United States Navy Medal of Honor recipient

Burke Gaius Hanford (December 17, 1872 – April 11, 1928) was an American sailor serving in the United States Navy during the Boxer Rebellion who received the Medal of Honor for bravery.

==Biography==
Hanford was born December 17, 1872, in Toledo, Ohio, and after entering the navy he was sent as a Machinist First Class to China to fight in the Boxer Rebellion.

He died April 11, 1928, and is buried in Greenwood Memorial Park in San Diego.

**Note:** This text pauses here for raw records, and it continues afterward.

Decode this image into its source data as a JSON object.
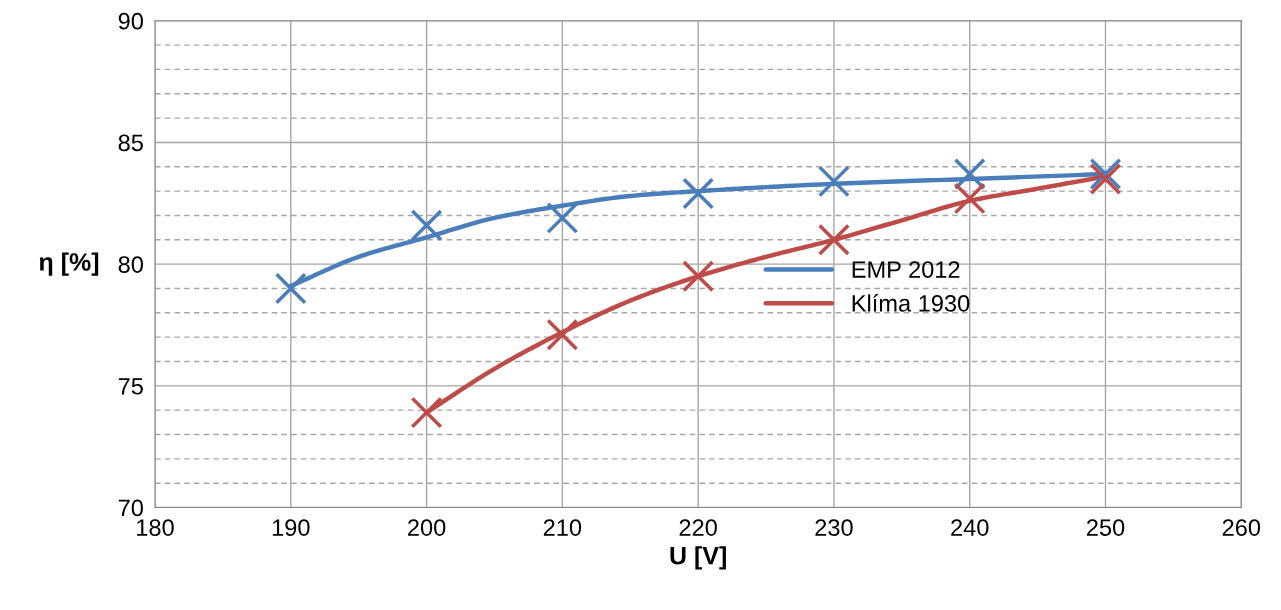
{
  "chart_data": {
    "type": "line",
    "xlabel": "U [V]",
    "ylabel": "η [%]",
    "series": [
      {
        "type": "scatter",
        "color": "#4a7ebb",
        "marker": "cross",
        "x": [
          190,
          200,
          210,
          220,
          230,
          240,
          250
        ],
        "values": [
          79.0,
          81.6,
          81.9,
          82.9,
          83.4,
          83.7,
          83.7
        ]
      },
      {
        "type": "scatter",
        "color": "#be4b48",
        "marker": "cross",
        "x": [
          200,
          210,
          220,
          230,
          240,
          250
        ],
        "values": [
          73.9,
          77.1,
          79.5,
          81.0,
          82.7,
          83.5
        ]
      },
      {
        "name": "EMP 2012",
        "color": "#4a7ebb",
        "marker": "none",
        "x": [
          190,
          195,
          200,
          205,
          210,
          215,
          220,
          230,
          240,
          250
        ],
        "values": [
          79.1,
          80.3,
          81.1,
          81.9,
          82.4,
          82.8,
          83.0,
          83.3,
          83.5,
          83.7
        ]
      },
      {
        "name": "Klíma 1930",
        "color": "#be4b48",
        "marker": "none",
        "x": [
          200,
          205,
          210,
          215,
          220,
          225,
          230,
          235,
          240,
          245,
          250
        ],
        "values": [
          73.9,
          75.7,
          77.2,
          78.5,
          79.5,
          80.3,
          81.0,
          81.8,
          82.6,
          83.1,
          83.6
        ]
      }
    ],
    "xlim": [
      180,
      260
    ],
    "xticks": [
      180,
      190,
      200,
      210,
      220,
      230,
      240,
      250,
      260
    ],
    "ylim": [
      70,
      90
    ],
    "yticks": [
      70,
      {
        "value": 71,
        "label": null
      },
      {
        "value": 72,
        "label": null
      },
      {
        "value": 73,
        "label": null
      },
      {
        "value": 74,
        "label": null
      },
      75,
      {
        "value": 76,
        "label": null
      },
      {
        "value": 77,
        "label": null
      },
      {
        "value": 78,
        "label": null
      },
      {
        "value": 79,
        "label": null
      },
      80,
      {
        "value": 81,
        "label": null
      },
      {
        "value": 82,
        "label": null
      },
      {
        "value": 83,
        "label": null
      },
      {
        "value": 84,
        "label": null
      },
      85,
      {
        "value": 86,
        "label": null
      },
      {
        "value": 87,
        "label": null
      },
      {
        "value": 88,
        "label": null
      },
      {
        "value": 89,
        "label": null
      },
      90
    ],
    "grid": true,
    "legend": "center right",
    "line_style": "solid"
  }
}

==Medal of Honor citation==
Rank and organization: Machinist First Class, U.S. Navy. Born: 17 December 1872, Toledo, Ohio. Accredited to: Ohio. G.O. No.: 55, 19 July 1901.

Citation:

Served with the relief expedition of the Allied forces in China on 13, 20, 21 and 22 June 1900. In the presence of the enemy during this period, Hanford distinguished himself by meritorious conduct.